Fused silica is a common glass type used in the optics industry to manufacture optical components such as lenses, windows, mirrors, prisms, and beamsplitters. Fused silica is often a preferred material for precision optics due to its consistent and repeatable optical performance.1 Additionally, fused silica demonstrates a low thermal expansion coefficient that provides high thermal stability and resistance to thermal shocks, which are often critical characteristics in specific applications. Fused silica also has a high chemical resistance and minimal fluorescence. There are many types of fused silica, the most common include UV grade fused silica and IR grade fused silica.

UV grade fused silica is manufactured synthetically through the oxidation of high purity silicon by flame hydrolysis.2 The UV grade demonstrates high transmittance in the UV spectrum, but there are dips in transmission centered at 1.4µm, 2.2µm, and 2.7µm due to absorption from hydroxide (OH-) ion impurities.

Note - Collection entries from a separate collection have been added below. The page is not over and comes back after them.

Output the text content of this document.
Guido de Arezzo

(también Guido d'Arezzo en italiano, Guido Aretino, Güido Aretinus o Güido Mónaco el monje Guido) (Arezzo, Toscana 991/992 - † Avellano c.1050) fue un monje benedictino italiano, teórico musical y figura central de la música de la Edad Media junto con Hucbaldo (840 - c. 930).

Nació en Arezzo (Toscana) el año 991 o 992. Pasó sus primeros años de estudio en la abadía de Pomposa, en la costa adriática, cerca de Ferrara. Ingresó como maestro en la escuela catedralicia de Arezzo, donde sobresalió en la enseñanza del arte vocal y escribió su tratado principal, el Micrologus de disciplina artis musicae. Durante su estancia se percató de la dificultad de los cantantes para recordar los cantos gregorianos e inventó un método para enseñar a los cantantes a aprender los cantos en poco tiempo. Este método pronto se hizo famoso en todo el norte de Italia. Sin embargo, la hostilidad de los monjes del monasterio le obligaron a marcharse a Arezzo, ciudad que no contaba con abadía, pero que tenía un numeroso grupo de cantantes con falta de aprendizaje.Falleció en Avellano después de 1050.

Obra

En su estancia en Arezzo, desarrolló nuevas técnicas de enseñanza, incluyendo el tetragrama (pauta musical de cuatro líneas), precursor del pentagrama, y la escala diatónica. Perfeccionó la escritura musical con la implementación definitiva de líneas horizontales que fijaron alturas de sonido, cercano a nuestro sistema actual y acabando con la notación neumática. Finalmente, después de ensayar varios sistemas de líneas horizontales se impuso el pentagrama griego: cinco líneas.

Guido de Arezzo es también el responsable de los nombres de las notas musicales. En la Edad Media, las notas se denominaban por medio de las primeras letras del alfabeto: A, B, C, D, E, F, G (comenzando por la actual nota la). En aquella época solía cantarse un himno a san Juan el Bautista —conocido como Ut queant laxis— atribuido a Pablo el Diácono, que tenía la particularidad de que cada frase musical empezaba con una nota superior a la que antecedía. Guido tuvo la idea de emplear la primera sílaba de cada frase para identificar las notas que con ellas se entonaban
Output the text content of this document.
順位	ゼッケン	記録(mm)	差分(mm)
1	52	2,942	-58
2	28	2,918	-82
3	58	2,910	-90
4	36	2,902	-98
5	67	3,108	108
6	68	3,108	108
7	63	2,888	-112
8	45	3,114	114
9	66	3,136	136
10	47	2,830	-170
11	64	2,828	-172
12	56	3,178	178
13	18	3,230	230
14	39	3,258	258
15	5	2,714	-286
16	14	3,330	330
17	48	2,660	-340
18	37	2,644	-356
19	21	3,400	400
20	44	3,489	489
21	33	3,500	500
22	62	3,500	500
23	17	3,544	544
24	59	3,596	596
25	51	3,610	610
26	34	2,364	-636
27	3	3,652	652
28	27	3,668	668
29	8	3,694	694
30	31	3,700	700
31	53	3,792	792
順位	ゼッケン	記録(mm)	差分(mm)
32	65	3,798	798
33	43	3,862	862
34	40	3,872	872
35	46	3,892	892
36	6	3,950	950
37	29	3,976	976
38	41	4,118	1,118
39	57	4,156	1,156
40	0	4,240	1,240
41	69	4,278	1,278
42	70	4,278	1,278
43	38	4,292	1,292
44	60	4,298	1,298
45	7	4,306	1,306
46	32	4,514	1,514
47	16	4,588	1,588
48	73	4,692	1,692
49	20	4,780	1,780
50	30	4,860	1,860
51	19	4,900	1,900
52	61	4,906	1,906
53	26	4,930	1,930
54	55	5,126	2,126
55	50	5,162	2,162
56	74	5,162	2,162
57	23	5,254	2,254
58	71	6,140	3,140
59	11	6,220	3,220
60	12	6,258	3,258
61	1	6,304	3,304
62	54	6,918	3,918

IR grade fused silica differs from UV grade fused silica by its reduced amount of OH- ions, resulting in higher transmission throughout the NIR spectrum and reduction of transmission in the UV spectrum (Figure 1). OH- ions can be reduced by melting high-quality quartz or using special manufacturing techniques.2

Figure 1: Transmission data for UV and IR grade fused silica for a 5mm thick sample without Fresnel reflections
Figure 1: Transmission data for UV and IR grade fused silica for a 5mm thick sample without Fresnel reflections1

Developments in lasers with wavelengths around 2µm, including thulium (2080nm) and holmium (2100nm), have led to many more applications utilizing lasers in the 2µm wavelength region. 2µm is close to one of the OH- absorption peaks in UV grade fused silica, making IR grade fused silica a much better option for 2µm applications. The high absorption of UV grade used silica around 2µm will lead to heat generation and potentially cause damage. However, IR grade fused silica optical components often have a higher cost and lower availability.

Understanding your application’s wavelength range is important for selecting the appropriate substrate. Edmund Optics® offers select optical components with IR grade fused silica (Corning 7979) and UV grade fused silica (Corning 7980) substrate options. For assistance in selecting the correct fused silica product for your application, please contact our free engineering support.

References

  1. “Corning HPFS® 7979, 7980, 8655 Fused Silica.” Corning, February 2014.
  2. “Fused Silica.” LASEROPTIK, www.laseroptik.de/en/substrates/standard-substrates/fused-silica.